Spoerri reserved a table for each member of the group, living or dead, and served them a lavish dinner filled with allusions to their artistic works. Each Nouveau Réaliste invited their followers to partake in the intoxicating sacrament. A 70 x 100 cm lithograph in black and silver, resembling a large condolence card, listed the menu and announced the imminent death. Following three manifestos (1960, 1961, 1963) and the founding act, this was the last document signed by the Nouveaux Réalistes, including the late Yves Klein, whose widow Rotraut signed with an “x for Yves.” For the group of artists formed ten years earlier in Klein’s Paris apartment, this last supper was not a prelude to resurrection.
Betraying the Criticism Pontiff
From 1960, French art critic Pierre Restany shaped the Nouveau Réalisme movement, considering himself its apologist. In the group’s founding act, he sought to merge the diverse styles of its artists into a common discourse: “The Nouveaux Réalistes have become aware of their collective singularity. Nouveau Réalisme = new perceptual approaches to the real.” The unity in diversity so insistently evoked by Restany was a profession of faith in socially critical art. In the affluence and consumerism of the 1960s, the Nouveaux Réalistes centered their art on the banal reality of life and everyday relics, depicted with witty irony, leaving behind the subjective expressions of abstract art. However, it was not so much Restany’s theoretical construct that united them, but rather the contacts, friendships, joint actions, and exhibitions in cities like Milan, Paris, Nice, New York, Cologne, and Munich. Despite their success in international exhibitions between 1961 and 1963, the artists criticized Restany’s verbose attempts to legitimize the group as a single entity. In 1961, Klein, Hains, and Raysse signed a declaration of exit from the group, though they continued to participate in some activities. Two years later, in 1963, Arman called for a “derestanyzation” of the group.
The Pontiff’s Tiara
However, at the frivolous last supper, communion was celebrated once again. While in the Christian Eucharist, bread and wine embody the body and blood of Christ, at Spoerri’s last supper, the heterogeneous works of the Nouveaux Réalistes were consumed, digested, and reflected upon. The dishes were prepared with abundant allusions: for Arman, the artist of accumulations, a heap of eels covered in jelly was served. Christo, the visionary of wrappings, had his menu wrapped in aluminum foil. Above all, ambitious pastry creations were served: a series of cakes made with the help of Motta, the Milanese panettone producer. The most impressive of all was for Pierre Restany: a 70-centimeter-high pontifical tiara covered in white marzipan, golden petals, and colorful icing gems. The cunning Restany left the honor of cutting the cake to Daniel Spoerri, who on that final night, with a vigorous stroke, knocked the tiara from the head of the criticism pontiff.

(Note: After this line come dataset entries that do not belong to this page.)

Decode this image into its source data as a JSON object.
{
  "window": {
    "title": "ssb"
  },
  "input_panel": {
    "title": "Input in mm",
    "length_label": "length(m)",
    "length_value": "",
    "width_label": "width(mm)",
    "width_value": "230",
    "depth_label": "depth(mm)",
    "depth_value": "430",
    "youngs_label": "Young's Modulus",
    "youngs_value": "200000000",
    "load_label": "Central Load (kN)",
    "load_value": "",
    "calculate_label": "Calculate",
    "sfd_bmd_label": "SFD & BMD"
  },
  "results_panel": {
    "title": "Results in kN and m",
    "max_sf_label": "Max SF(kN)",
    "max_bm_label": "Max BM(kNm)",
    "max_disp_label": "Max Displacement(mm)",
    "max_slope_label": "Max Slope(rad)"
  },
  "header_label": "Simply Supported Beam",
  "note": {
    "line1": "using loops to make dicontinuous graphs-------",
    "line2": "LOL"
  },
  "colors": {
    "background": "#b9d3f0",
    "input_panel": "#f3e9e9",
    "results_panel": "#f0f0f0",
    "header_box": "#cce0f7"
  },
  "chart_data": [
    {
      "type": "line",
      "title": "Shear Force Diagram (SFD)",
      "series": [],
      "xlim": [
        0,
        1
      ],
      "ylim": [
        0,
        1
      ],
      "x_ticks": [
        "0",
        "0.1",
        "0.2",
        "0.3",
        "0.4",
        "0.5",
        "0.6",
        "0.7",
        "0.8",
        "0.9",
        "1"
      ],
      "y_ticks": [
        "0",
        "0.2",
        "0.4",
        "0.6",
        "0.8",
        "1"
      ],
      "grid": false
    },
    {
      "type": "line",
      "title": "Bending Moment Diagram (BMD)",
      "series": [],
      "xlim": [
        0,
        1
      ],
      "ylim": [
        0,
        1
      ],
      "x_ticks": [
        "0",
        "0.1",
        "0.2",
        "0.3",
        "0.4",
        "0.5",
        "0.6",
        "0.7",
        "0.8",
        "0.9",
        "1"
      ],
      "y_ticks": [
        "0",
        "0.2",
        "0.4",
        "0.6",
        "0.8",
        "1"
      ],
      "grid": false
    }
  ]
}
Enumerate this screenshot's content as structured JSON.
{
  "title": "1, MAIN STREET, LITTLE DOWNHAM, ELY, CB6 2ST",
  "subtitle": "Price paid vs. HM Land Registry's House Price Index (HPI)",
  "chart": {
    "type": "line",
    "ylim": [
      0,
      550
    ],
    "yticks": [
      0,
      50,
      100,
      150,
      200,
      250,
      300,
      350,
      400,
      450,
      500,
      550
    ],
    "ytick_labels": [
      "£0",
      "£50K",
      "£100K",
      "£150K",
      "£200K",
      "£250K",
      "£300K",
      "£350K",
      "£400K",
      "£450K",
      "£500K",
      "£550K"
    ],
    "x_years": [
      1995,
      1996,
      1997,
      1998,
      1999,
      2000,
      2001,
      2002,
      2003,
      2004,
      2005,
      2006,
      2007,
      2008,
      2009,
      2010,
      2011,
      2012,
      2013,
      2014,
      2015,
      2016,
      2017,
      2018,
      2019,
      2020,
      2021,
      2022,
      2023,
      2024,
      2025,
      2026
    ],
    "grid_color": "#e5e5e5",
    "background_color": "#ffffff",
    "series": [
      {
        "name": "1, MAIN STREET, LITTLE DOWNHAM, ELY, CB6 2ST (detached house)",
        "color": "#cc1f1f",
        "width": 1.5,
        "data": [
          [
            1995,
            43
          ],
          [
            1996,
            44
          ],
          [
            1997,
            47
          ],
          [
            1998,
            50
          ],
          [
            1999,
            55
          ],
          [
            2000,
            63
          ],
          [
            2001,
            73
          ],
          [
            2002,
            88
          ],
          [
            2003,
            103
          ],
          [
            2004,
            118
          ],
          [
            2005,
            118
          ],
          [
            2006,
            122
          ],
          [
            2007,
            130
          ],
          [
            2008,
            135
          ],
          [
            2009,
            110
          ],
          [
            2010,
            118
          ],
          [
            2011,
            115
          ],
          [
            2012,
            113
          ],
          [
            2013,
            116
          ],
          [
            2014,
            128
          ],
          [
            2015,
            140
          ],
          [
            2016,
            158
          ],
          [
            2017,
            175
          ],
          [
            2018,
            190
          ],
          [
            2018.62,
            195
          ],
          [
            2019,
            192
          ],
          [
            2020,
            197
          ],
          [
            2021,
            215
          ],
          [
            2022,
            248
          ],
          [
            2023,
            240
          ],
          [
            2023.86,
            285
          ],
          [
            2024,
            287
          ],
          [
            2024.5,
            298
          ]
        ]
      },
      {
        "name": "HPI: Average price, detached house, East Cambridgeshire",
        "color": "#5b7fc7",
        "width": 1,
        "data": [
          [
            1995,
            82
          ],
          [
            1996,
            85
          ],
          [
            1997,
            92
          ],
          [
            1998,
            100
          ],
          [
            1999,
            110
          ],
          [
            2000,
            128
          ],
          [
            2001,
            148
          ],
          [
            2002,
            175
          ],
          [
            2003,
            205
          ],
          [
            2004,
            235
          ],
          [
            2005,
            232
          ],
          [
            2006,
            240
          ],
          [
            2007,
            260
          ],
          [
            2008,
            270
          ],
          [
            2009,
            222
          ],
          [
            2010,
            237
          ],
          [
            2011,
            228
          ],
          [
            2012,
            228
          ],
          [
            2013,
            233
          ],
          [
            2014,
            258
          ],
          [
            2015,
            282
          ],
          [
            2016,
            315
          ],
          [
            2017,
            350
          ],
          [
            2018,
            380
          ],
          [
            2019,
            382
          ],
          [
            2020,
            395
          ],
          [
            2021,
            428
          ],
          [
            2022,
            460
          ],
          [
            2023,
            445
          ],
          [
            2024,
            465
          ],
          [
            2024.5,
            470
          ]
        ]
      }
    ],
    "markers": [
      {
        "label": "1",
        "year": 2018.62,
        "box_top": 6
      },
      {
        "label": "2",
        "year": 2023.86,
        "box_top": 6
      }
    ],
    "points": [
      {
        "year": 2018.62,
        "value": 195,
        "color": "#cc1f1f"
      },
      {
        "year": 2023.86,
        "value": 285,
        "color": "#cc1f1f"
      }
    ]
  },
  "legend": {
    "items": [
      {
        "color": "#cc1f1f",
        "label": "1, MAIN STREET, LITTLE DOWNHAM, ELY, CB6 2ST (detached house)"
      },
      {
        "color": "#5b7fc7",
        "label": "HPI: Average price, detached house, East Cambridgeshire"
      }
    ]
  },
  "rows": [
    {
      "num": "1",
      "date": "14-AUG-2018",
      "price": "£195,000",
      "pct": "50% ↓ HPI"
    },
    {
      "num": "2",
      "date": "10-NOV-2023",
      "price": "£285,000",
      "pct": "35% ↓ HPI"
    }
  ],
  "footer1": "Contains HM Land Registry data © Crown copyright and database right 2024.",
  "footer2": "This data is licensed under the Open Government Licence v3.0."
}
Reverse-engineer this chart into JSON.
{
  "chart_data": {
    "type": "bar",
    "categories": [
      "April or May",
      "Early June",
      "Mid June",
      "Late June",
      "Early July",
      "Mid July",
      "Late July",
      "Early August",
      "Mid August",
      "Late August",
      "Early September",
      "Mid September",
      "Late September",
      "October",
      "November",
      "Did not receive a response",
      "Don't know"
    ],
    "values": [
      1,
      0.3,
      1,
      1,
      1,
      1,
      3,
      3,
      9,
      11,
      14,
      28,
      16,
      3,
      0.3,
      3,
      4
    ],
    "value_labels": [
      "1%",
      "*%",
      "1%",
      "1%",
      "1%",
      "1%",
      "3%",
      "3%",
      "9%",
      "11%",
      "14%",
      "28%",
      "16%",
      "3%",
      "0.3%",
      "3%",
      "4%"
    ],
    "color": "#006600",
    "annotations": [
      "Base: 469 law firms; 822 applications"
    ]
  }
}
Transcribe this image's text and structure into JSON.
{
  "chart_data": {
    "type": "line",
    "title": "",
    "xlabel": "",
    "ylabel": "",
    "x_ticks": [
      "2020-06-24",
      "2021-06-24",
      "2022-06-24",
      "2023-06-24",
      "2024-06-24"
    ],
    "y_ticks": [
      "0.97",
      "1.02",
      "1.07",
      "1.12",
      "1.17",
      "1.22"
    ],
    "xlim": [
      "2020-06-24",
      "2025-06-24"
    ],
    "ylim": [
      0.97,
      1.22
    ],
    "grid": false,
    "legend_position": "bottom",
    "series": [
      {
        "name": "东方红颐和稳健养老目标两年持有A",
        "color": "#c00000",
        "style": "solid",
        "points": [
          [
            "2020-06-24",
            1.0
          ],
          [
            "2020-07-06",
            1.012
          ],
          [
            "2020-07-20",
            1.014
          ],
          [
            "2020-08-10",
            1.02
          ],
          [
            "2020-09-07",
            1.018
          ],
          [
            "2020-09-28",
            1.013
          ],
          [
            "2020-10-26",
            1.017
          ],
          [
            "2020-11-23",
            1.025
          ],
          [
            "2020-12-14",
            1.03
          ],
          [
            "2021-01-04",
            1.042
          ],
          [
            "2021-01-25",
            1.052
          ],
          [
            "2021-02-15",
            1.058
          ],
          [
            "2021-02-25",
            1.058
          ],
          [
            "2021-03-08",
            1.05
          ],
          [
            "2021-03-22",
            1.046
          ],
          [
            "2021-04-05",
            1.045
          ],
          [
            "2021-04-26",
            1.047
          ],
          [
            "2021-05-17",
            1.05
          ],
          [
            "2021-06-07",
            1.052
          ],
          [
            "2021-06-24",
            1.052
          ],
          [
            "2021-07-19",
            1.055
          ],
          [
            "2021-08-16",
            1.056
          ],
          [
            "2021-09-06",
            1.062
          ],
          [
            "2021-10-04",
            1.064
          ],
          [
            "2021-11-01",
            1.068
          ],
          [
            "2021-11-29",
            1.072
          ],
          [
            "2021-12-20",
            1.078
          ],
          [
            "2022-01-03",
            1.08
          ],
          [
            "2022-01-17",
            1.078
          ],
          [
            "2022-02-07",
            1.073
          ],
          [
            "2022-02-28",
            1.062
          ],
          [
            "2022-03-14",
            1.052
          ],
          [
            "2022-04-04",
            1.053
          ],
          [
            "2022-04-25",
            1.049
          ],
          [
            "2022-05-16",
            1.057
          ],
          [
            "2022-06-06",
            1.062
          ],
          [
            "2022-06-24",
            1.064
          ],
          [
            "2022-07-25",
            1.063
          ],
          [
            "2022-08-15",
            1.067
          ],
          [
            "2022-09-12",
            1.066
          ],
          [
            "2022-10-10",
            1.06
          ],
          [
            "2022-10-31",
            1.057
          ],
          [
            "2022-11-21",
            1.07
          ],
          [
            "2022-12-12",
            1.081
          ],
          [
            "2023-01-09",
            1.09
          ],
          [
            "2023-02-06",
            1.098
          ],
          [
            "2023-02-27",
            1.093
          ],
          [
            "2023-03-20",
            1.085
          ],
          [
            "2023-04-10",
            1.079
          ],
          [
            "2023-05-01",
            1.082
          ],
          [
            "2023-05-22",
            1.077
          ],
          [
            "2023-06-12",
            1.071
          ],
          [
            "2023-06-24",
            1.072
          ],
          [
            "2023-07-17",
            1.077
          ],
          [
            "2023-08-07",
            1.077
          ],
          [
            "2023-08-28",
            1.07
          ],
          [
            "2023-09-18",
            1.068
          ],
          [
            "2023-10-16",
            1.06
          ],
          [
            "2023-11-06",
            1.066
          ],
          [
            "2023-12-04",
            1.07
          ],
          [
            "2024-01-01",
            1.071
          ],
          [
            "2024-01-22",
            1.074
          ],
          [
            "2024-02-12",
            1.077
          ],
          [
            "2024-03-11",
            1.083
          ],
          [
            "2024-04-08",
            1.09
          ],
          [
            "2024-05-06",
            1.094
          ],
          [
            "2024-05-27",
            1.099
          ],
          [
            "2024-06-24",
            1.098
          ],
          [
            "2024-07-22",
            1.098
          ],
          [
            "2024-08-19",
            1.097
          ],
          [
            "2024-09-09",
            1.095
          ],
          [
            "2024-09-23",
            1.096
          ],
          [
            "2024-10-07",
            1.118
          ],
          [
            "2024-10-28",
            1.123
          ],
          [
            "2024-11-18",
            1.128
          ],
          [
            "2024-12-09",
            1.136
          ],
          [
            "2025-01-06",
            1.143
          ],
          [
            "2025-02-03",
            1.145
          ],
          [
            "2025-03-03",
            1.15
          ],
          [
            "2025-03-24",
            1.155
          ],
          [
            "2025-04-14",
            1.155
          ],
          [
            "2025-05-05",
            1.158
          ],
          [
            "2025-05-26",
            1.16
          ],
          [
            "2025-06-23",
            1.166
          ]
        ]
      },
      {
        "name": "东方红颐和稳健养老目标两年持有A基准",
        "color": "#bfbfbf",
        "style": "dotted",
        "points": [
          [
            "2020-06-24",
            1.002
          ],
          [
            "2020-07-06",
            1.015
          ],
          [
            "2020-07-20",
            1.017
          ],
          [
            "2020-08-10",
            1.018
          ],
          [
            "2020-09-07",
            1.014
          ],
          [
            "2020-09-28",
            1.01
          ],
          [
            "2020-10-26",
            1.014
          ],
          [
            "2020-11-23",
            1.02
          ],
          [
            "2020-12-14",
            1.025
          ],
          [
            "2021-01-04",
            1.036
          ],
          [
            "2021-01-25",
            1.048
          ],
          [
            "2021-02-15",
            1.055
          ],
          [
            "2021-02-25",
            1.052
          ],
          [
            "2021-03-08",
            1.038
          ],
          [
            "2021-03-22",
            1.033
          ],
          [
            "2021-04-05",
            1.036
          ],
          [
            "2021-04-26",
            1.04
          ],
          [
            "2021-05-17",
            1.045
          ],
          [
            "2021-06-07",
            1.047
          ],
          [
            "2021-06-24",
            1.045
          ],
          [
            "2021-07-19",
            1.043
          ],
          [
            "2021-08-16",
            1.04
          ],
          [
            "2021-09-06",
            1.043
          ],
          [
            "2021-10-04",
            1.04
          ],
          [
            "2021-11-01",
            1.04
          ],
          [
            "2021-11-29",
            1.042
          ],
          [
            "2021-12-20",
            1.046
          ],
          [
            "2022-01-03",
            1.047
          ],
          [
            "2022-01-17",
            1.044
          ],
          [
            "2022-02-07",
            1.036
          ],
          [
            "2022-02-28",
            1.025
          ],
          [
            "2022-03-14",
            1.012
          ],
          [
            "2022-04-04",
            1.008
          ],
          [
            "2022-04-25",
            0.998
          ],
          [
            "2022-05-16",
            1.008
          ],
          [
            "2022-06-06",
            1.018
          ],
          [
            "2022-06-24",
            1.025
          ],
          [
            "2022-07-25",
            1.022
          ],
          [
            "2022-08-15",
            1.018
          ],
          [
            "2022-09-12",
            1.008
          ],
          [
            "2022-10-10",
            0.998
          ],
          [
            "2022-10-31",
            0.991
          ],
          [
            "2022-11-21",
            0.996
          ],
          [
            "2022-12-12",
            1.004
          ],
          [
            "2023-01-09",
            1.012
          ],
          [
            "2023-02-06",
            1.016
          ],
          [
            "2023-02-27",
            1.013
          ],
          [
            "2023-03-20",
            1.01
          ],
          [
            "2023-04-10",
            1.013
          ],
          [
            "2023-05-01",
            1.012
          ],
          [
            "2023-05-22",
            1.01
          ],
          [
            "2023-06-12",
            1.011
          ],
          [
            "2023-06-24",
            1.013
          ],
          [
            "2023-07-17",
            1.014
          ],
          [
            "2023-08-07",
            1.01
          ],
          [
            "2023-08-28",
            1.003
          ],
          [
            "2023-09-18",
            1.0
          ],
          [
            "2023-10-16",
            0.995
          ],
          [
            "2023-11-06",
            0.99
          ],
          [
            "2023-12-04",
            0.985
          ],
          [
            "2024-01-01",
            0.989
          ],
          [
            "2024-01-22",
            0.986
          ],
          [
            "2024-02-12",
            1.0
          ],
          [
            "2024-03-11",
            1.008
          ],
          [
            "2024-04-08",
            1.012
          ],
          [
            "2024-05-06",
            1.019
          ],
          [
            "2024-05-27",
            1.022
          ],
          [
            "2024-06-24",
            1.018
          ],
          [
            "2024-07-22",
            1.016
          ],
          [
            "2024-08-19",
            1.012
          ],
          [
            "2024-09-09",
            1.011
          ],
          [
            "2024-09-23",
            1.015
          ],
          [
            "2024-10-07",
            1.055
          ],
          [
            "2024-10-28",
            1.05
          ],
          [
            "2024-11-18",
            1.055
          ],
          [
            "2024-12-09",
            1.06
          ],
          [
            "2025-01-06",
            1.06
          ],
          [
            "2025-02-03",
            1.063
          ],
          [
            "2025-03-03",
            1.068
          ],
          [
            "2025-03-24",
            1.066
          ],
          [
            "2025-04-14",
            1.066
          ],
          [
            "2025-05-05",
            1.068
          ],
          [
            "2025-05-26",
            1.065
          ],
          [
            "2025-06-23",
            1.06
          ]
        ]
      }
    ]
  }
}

Daniel Spoerri was born in 1930 in Galati, Romania. In 1949, he began studying dance and subsequently worked as a dancer, choreographer, director, and publisher. He later embarked on a self-taught career as a figurative artist and, in 1960, was among the founding members of the Nouveau Réalisme artist group. He gained international fame with his “tableaux-pièges” (trap-paintings). In the 1960s, he established himself as a culinary artist and founded Eat Art.